Benefits and Use Cases

This YouTube summarizer offers several benefits:

  • Time Saving: Get the key points of a video without watching the entire thing

  • Content Filtering: Quickly determine if a video contains the information you need

  • Study Aid: Create summaries of educational videos for review

  • Accessibility: Make video content more accessible to those who prefer reading

Future Improvements

While the current version works well, there are several enhancements I plan to implement:

  1. Better URL Parsing: Support various YouTube URL formats (shortened links, timestamps, etc.)

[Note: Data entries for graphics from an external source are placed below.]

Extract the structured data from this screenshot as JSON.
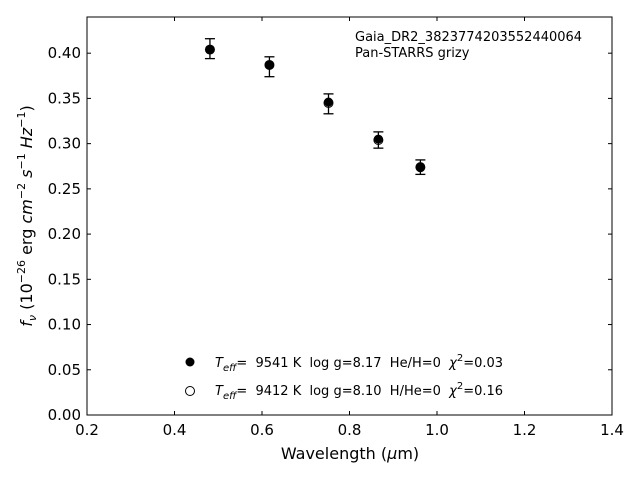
{
  "chart_data": {
    "type": "scatter",
    "title": "",
    "xlabel": "Wavelength",
    "xlabel_unit_prefix": "(",
    "xlabel_unit_mu": "μ",
    "xlabel_unit_suffix": "m)",
    "ylabel_f": "f",
    "ylabel_nu": "ν",
    "ylabel_prefix": " (10",
    "ylabel_exp26": "−26",
    "ylabel_erg": " erg ",
    "ylabel_cm": "cm",
    "ylabel_exp2": "−2",
    "ylabel_s": " s",
    "ylabel_exp1a": "−1",
    "ylabel_hz": " Hz",
    "ylabel_exp1b": "−1",
    "ylabel_close": ")",
    "xlim": [
      0.2,
      1.4
    ],
    "ylim": [
      0.0,
      0.44
    ],
    "xticks": [
      "0.2",
      "0.4",
      "0.6",
      "0.8",
      "1.0",
      "1.2",
      "1.4"
    ],
    "yticks": [
      "0.00",
      "0.05",
      "0.10",
      "0.15",
      "0.20",
      "0.25",
      "0.30",
      "0.35",
      "0.40"
    ],
    "annotation_line1": "Gaia_DR2_3823774203552440064",
    "annotation_line2": "Pan-STARRS grizy",
    "series": [
      {
        "kind": "observed",
        "color": "#000000",
        "points": [
          {
            "x": 0.481,
            "y": 0.405,
            "err": 0.011
          },
          {
            "x": 0.617,
            "y": 0.385,
            "err": 0.011
          },
          {
            "x": 0.752,
            "y": 0.344,
            "err": 0.011
          },
          {
            "x": 0.866,
            "y": 0.304,
            "err": 0.009
          },
          {
            "x": 0.962,
            "y": 0.274,
            "err": 0.008
          }
        ]
      },
      {
        "kind": "model-filled",
        "color": "#000000",
        "points": [
          {
            "x": 0.481,
            "y": 0.404
          },
          {
            "x": 0.617,
            "y": 0.387
          },
          {
            "x": 0.752,
            "y": 0.346
          },
          {
            "x": 0.866,
            "y": 0.305
          },
          {
            "x": 0.962,
            "y": 0.274
          }
        ]
      },
      {
        "kind": "model-open",
        "color": "#000000",
        "points": [
          {
            "x": 0.481,
            "y": 0.404
          },
          {
            "x": 0.617,
            "y": 0.387
          },
          {
            "x": 0.752,
            "y": 0.345
          },
          {
            "x": 0.866,
            "y": 0.304
          },
          {
            "x": 0.962,
            "y": 0.274
          }
        ]
      }
    ],
    "legend": [
      {
        "marker": "filled",
        "teff_label": "T",
        "teff_sub": "eff",
        "text_a": "=  9541 K  log g=8.17  He/H=0  ",
        "chi": "χ",
        "chi_sup": "2",
        "text_b": "=0.03"
      },
      {
        "marker": "open",
        "teff_label": "T",
        "teff_sub": "eff",
        "text_a": "=  9412 K  log g=8.10  H/He=0  ",
        "chi": "χ",
        "chi_sup": "2",
        "text_b": "=0.16"
      }
    ],
    "legend_position": "lower-center",
    "grid": false
  }
}
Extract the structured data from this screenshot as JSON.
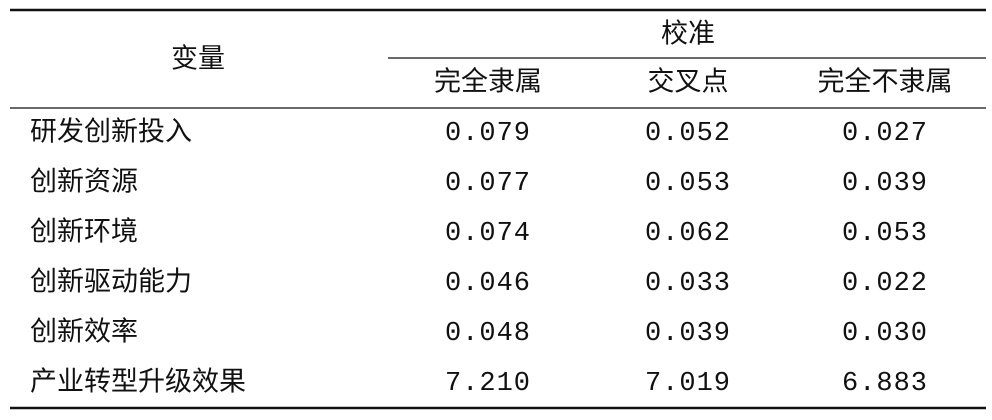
{
  "table": {
    "header": {
      "variable": "变量",
      "group": "校准",
      "columns": [
        "完全隶属",
        "交叉点",
        "完全不隶属"
      ]
    },
    "rows": [
      [
        "研发创新投入",
        "0.079",
        "0.052",
        "0.027"
      ],
      [
        "创新资源",
        "0.077",
        "0.053",
        "0.039"
      ],
      [
        "创新环境",
        "0.074",
        "0.062",
        "0.053"
      ],
      [
        "创新驱动能力",
        "0.046",
        "0.033",
        "0.022"
      ],
      [
        "创新效率",
        "0.048",
        "0.039",
        "0.030"
      ],
      [
        "产业转型升级效果",
        "7.210",
        "7.019",
        "6.883"
      ]
    ]
  }
}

  2. Multi-language Support: Add options for summarizing videos in different languages

  3. Customizable Summary Length: Allow users to specify how detailed they want the summary to be

  4. Timestamp Linking: Include timestamps in the summary that link to the relevant parts of the video

  5. Error Handling: More robust handling of videos without available transcripts

Conclusion

This project demonstrates how AI tools like Google Gemini can be combined with existing APIs to create practical applications that solve real-world problems. The YouTube summarizer is just one example of how AI can help us consume information more efficiently in our content-rich digital landscape.

By leveraging the power of large language models and complementary tools, even relatively simple applications can provide significant value. The code for this project is straightforward, yet the resulting tool can save hours of time for students, researchers, professionals, and casual YouTube viewers alike.